Activation of Postsynaptic GABABReceptors Modulates the Bursting Pattern and Synaptic Activity of Olfactory Bulb Juxtaglomerular Neurons

Abstract

Olfactory bulb glomeruli are formed by a network of three major types of neurons collectively called juxtaglomerular (JG) cells, which include external tufted (ET), periglomerular (PG), and short axon (SA) cells. There is solid evidence that γ-aminobutyric acid (GABA) released from PG neurons presynaptically inhibits glutamate release from olfactory nerve terminals via activation of GABABreceptors (GABAB-Rs). However, it is still unclear whether ET cells have GABAB-Rs.
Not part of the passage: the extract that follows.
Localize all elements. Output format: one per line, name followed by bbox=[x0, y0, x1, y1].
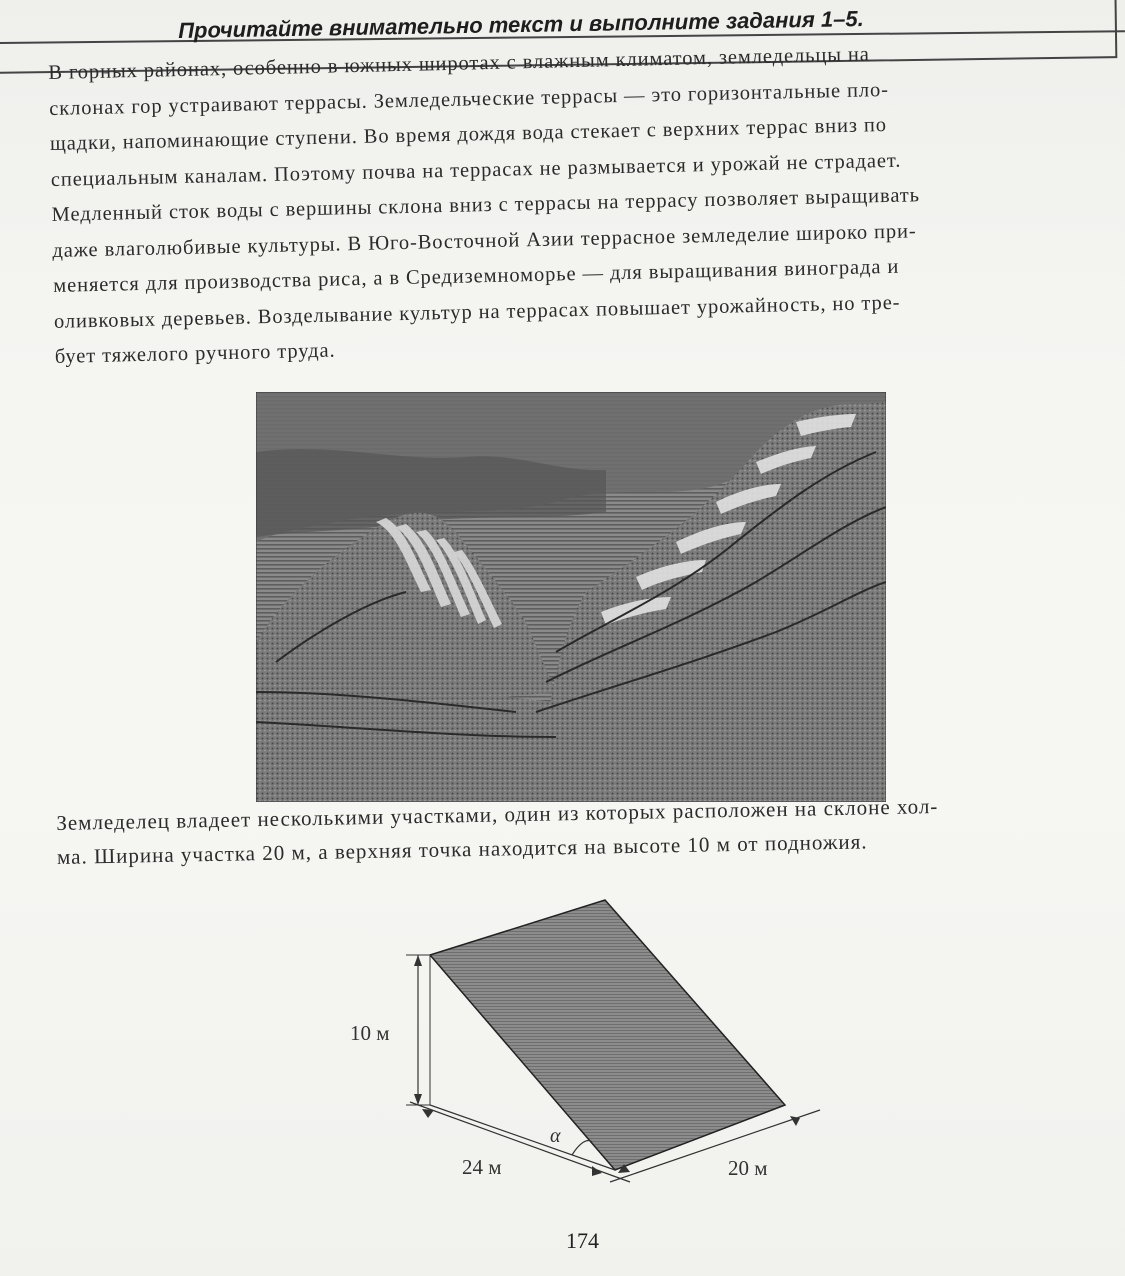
height-label: 10 м bbox=[350, 1021, 390, 1045]
rice-terraces-photo bbox=[256, 392, 886, 802]
text-line: специальным каналам. Поэтому почва на террасах не размывается и урожай не страдает. bbox=[50, 149, 902, 191]
text-line: склонах гор устраивают террасы. Земледельческие террасы — это горизонтальные пло- bbox=[48, 78, 890, 120]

We have investigated whether ET cells have functional postsynaptic GABAB-Rs using extracellular and whole cell recordings in olfactory bulb slices. In the presence of fast synaptic blockers (CNQX, APV, and gabazine), the GABAB-R agonist baclofen either completely inhibited the bursting or reduced the bursting frequency and increased the burst duration and the number of spikes/burst in ET cells. In the presence of fast synaptic blockers and tetrodotoxin, baclofen induced an outward current in ET cells, suggesting a direct postsynaptic effect. Baclofen reduced the frequency and amplitude of spontaneous EPSCs in PG and SA cells. In the presence of sodium and potassium channel blockers, baclofen reduced the frequency of miniature EPSCs, which were inhibited by the calcium channel blocker cadmium. All baclofen effects were reversed by application of the GABAB-R antagonist CGP55845 . We suggest that activation of GABAB-Rs directly inhibits ET cell bursting and decreases excitatory dendrodendritic transmission from ET to PG and SA cells. Thus the postsynaptic GABAB-Rs on ET cells may play an important role in shaping the activation pattern of the glomeruli during olfactory coding.